- Students must arrive in Madrid on the arrival date indicated on the Key Dates page and go directly to their Spanish family’s home.
- Throughout the orientation students will meet local faculty and administration and get a thorough introduction to the program, the city of Madrid, and the country as a whole, together with language review, art history and culture classes, and site visits.
NOTE: If you choose to arrive early or stay on after the end of the program, you are responsible for arranging your own temporary housing. You will be provided with suggestions for affordable temporary accommodations during orientation on the Stanford campus.
Accomodations and Meals
- The homestay program in Madrid gives students the rewarding opportunity to integrate into a Spanish home and gain firsthand insights into Spanish life. All families are carefully chosen by the center administration and continually re-evaluated throughout the year.
- Madrid's administration looks for families who enjoy the company of students and who are truly willing to incorporate students into their home as one more member of the family. At the same time, students should remember that they are with the family to observe and understand the cultural differences rather than to impose their own cultural norms.
- As the program’s goal is to attain the highest level of integration possible into the life and culture of Spain, only Spanish is spoken in the home. To help further facilitate students’ integration into family life, all meals are shared with the family with the exception of lunch on Tuesdays and Wednesdays.
- Lunch is usually taken between 2 and 4 pm and most stores are closed between 2 and 5 pm. Consequently, the housing plan includes full room and board with three meals per day, seven days a week.
- The program provides monthly metro/bus passes and classes are suspended between 1:30 and 4:00 so that students may comfortably return home for lunch.
- Students are given a meal supplement twice a week so that they may try Spanish cuisine at local restaurants in addition to the family’s culinary choices.

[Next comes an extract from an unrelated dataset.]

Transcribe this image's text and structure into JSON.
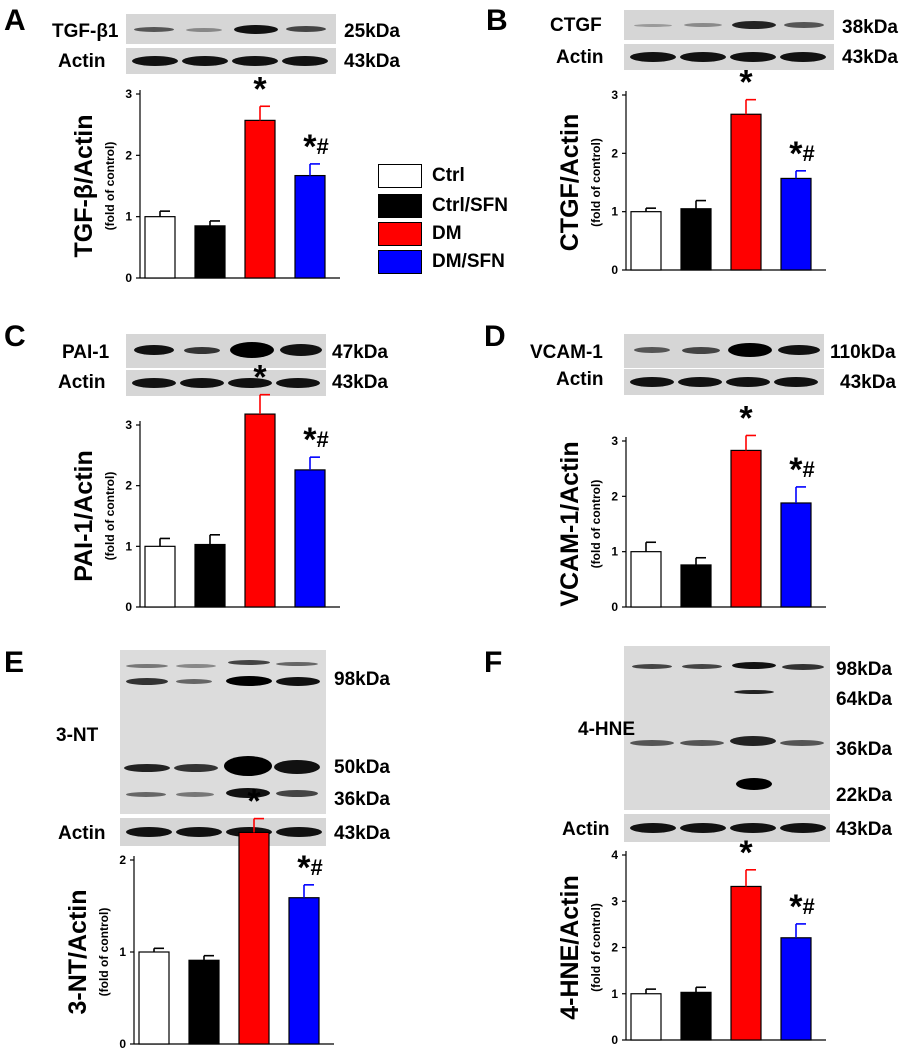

Meeting People and Extracurricular Activities
Madrid offers more things to do than you could exhaust in a few quarters studying abroad. You are encouraged to explore the city in depth, from its streets and houses to its shops and museums.
Talking with people in a neighborhood café, reading local newspapers, and “getting lost” for a day to explore new surroundings puts you in contact with the city life that locals know. Host families and staff can help you find activities that are of interest and through which you can make Spanish friends.
In order to facilitate social interaction with Spanish peers, the Madrid program works with a group of local university students who organize weekly chats and social activities. Students have the opportunity to sign up and participate in the Charlas language partner program and sign up for a weekly “chat” with one of the local students and will be invited to join the entire group in informal activities. For students taking 12M and 13M, participation in this program is mandatory. The Spanish students organize these activities based on the interests of the current Stanford group, local holidays, weather, etc. Activities in the past have included visiting the local university campuses, touring neighborhoods “off the beaten path”, Spanish board games at a local student hang-out, or going to a student-run theatre festival. The Spanish students serve as a gateway to the larger social network of university students in Madrid and give students a chance to experience life as their Spanish peers would.
The more effort you devote to exploring the local environment, the more enriching the experience overall. While opportunities to travel throughout other parts of the Iberian Peninsula exist, if you make a conscious attempt to get to know Madrid and its people while studying at the center, you will be richly rewarded for your efforts.
Situated 650 meters above sea level, Madrid is Europe’s highest capital and third largest city (after London and Berlin). Wide 18th and 19th century boulevards in parts of the city contrast with the narrow and winding streets of the city’s historic center. Today, Madrid is the financial and political center of Spanish life, home to the Government, Cortes(Parliament), Senate, and Royal Family.
A variety of world-renowned museums, including the Prado, Thyssen-Bornemisza, and Reina Sofía, serve as a testament to the city's thriving and varied cultural community and multicultural past. Madrid is also known for its lively and colorful fiestas which are held at celebration times throughout the year, not to mention its exciting night life.